At this point the following ideas and problems come up:

  1. The software is written in C++ which has almost no runtime type information. After the experience with some simple forms of code generation the development teams thinks about generating an extension to the C++ system to provide runtime type information.

  2. The developers realize that they have a complete model of the documents but they don't use it to generate the database structures from it. Instead, the whole information is replicated and the tables are manually created. This results in possible mismatches between DB and the data layer.

  3. While they are at it, the developers realize that they could also generate a lot of the end-user GUI layout from their workflow and document model. And on top of that: a document editor could be turned into a document structure editor as well.

  4. It is unclear whether they should put more effort into making the runtime system more dynamic or whether they should generate more customer specific code from the beginning.
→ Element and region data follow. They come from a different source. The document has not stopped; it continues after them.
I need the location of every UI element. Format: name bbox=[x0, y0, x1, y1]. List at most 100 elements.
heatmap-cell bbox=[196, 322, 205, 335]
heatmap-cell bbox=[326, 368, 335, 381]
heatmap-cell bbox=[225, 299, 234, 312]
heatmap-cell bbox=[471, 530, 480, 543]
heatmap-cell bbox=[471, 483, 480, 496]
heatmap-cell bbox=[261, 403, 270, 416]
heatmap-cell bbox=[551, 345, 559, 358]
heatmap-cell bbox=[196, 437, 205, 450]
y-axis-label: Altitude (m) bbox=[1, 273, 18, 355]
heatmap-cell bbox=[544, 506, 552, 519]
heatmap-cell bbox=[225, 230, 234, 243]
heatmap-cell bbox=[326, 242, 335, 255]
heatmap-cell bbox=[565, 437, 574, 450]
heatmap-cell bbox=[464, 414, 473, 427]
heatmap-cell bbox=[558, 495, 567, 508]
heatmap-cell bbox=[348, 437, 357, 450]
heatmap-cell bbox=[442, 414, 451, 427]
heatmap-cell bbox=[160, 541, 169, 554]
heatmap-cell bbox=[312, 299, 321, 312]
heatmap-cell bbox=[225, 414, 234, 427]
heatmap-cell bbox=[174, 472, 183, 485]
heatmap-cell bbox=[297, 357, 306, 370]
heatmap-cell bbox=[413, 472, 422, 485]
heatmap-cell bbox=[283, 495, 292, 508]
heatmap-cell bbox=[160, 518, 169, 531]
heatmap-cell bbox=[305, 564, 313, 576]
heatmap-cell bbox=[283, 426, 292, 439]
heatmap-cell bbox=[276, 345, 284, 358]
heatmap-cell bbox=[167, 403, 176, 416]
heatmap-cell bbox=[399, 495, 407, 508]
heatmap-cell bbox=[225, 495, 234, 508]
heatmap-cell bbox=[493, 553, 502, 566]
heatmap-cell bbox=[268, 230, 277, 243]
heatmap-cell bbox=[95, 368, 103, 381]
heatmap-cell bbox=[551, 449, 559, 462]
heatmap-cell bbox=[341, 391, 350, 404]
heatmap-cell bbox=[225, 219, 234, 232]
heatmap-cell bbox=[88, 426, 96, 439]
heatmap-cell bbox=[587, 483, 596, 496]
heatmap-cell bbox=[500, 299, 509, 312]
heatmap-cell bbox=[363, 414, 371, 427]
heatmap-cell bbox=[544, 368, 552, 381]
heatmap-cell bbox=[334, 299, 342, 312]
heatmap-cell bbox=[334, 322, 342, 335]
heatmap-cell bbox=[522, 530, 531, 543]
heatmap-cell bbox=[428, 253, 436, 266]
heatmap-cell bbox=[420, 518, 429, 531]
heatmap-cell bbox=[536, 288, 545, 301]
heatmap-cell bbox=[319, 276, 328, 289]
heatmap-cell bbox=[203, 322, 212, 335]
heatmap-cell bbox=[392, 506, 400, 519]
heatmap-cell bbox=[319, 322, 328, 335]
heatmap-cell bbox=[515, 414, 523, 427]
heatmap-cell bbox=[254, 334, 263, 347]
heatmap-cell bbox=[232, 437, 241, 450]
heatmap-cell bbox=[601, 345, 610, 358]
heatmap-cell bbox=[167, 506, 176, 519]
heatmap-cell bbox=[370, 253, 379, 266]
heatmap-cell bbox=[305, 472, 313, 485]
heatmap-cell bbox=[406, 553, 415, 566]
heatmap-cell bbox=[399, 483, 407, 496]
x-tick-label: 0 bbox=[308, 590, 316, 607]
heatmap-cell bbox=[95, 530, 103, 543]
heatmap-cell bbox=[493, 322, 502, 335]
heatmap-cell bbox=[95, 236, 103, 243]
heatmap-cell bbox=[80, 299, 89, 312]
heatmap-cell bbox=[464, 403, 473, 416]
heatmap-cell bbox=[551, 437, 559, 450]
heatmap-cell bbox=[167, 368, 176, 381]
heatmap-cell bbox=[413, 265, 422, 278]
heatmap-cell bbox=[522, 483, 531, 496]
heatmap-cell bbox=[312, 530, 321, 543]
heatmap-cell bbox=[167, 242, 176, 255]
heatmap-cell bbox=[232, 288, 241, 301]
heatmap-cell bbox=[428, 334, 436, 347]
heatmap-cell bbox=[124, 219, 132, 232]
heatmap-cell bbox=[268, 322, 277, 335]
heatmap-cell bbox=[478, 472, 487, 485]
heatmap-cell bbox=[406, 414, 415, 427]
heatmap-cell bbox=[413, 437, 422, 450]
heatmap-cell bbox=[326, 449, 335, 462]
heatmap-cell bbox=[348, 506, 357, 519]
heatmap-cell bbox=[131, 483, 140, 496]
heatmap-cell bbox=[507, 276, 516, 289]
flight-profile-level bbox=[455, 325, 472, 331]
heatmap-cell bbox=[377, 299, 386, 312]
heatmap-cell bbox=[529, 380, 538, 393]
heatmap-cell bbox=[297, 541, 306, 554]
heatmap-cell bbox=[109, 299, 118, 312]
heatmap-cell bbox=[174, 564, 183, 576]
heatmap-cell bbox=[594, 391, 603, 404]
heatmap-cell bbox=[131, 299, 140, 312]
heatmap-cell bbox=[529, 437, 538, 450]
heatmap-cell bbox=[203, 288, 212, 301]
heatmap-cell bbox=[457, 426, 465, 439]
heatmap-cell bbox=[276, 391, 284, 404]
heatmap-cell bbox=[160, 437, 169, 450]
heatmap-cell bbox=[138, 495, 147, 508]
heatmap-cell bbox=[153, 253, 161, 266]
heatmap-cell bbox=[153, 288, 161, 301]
  5. The software becomes more and more complex. A logging sub-framework is implemented and tied to the class generator. Still, developers need to put in the calls to the logging system manually.

  6. The developers realize that their software is composed of many different aspects which are somehow mingled in their code. Wouldn't it be nice to generate logging calls completely automatic? Call parameters and returns are know to the system so why can't it do that? Which again ends in complaining about the lack of meta-programming features in C++.

  7. The model and meta-data give reasons for headaches as well: A lot of things are not expressed in meta-models. Source code needs to understand many details of the model. Should the model and meta-model information be also available at runtime or just be used at generation time? Should the configuration turn into a Domain Specific Language?

This course will try to make the options and problems clear. At the end you should know when to use what kind of generative technologies.